Front cover of the Baseline Study.
DCAF - Geneva Centre for Security Sector Governance Solene Brabant s.brabant@dcaf.ch Project officer at the gender and security division

The United Nations has set a target for women to make up 20% of police contributions and 15% of military contributions to peace operations by 2020. However, in 2017 the proportion of female police and military peacekeepers remained well below target, oscillating between 2% and 4% for military personnel and between 6% and 10% for police personnel. In November of that year, Canadian Prime Minister Justin Trudeau launched the Elsie Initiative, an ambitious five-year international project aimed at helping overcome the barriers to increasing women’s meaningful participation in peace operations. At present, there is a lack of solid and widely shared evidence base of what constitutes the barriers, leaving the UN and its Member States to largely rely on anecdotal evidence or individual testimonies in decision-making and policy development with regards to women’s participation in peace operations.

DCAF, with financial support from Global Affairs Canada and the Ministry of Foreign Affairs of Norway, is developing and piloting a Barrier Assessment Methodology under the research component of Elsie Initiative, which aims to develop innovative measures in order to incentivize transformational change. An initial Baseline Study published by DCAF in 2018 identified a set of 14 barriers to women’s participation in peace operations and since further research has reduced and combined those barriers into 10; eligible pool, deployment selection, deployment criteria, household constraints, top down leadership, inadequate accommodation and equipment, negative experiences, disincentives to redeploy, stereotypical gender roles, and social exclusion.

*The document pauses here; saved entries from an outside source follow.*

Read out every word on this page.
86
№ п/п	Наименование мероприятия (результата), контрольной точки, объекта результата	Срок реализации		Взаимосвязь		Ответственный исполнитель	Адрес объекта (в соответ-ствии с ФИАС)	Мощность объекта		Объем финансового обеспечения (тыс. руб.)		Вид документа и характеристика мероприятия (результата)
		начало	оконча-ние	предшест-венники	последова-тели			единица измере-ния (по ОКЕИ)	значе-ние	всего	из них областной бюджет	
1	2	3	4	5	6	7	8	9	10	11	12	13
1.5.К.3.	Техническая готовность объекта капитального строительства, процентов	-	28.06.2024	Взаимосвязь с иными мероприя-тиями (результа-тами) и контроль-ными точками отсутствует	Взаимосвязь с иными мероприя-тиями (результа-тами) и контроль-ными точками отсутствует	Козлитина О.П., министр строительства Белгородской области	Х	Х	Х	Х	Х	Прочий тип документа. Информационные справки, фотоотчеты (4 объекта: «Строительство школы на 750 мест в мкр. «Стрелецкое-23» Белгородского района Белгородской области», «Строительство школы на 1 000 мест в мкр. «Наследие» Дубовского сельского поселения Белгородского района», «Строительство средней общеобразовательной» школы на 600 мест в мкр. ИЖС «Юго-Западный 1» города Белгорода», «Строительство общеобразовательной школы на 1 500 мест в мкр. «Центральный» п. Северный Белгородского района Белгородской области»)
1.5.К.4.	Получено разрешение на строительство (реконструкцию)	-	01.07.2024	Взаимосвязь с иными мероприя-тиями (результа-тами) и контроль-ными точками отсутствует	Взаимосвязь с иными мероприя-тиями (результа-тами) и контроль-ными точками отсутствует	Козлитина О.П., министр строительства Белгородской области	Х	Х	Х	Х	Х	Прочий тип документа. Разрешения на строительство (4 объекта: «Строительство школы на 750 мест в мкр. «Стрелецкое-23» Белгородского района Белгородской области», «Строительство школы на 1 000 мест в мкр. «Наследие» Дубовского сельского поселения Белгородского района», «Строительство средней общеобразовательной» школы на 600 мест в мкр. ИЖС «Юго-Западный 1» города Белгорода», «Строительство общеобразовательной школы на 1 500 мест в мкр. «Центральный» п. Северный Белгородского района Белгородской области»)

The Barrier Assessment Methodology that DCAF is developing in partnership with Cornell University provides a systematic and comprehensive framework that allows researchers in Troop- and Police-Contributing Countries (TPCCs) to support national institutions in identifying which barriers are present in their specific context, and which have the largest negative overall impact on the deployment of women. The assessment is designed to provide TPCCs with actionable recommendations to overcome these barriers, increase the representation of uniformed women in UN deployments and maximise their impact. Once finalised in 2020, the Barrier Assessment Methodology will be made publicly available for any research organisation or security institution to use freely to assess barriers in any country that wishes to change its policies or practices to increase women’s participation in peace operations.

DCAF, together with Cornell University (overseeing the quality and statistical significance of the research) and national partners (responsible for data collection), is piloting the methodology in eight countries, specially selected for their prominence as contributors of male and female military and police personnel. A comparative report with specific country chapters will be released in 2020.

The Barrier Assessment Methodology is also instrumental for the Elsie Initiative Fund launched in March 2019, another key component of the Elsie Initiative. The Multi Donor Trust Fund will provide TPCCs, as well as UN organizations, with flexible funding to support evidence-based activities that aim to accelerate progress towards achieving UN targets on the meaningful participation of uniformed women in peace operations. Institutions wishing to access the fund will first need to undergo an assessment based on the Barrier Assessment Methodology.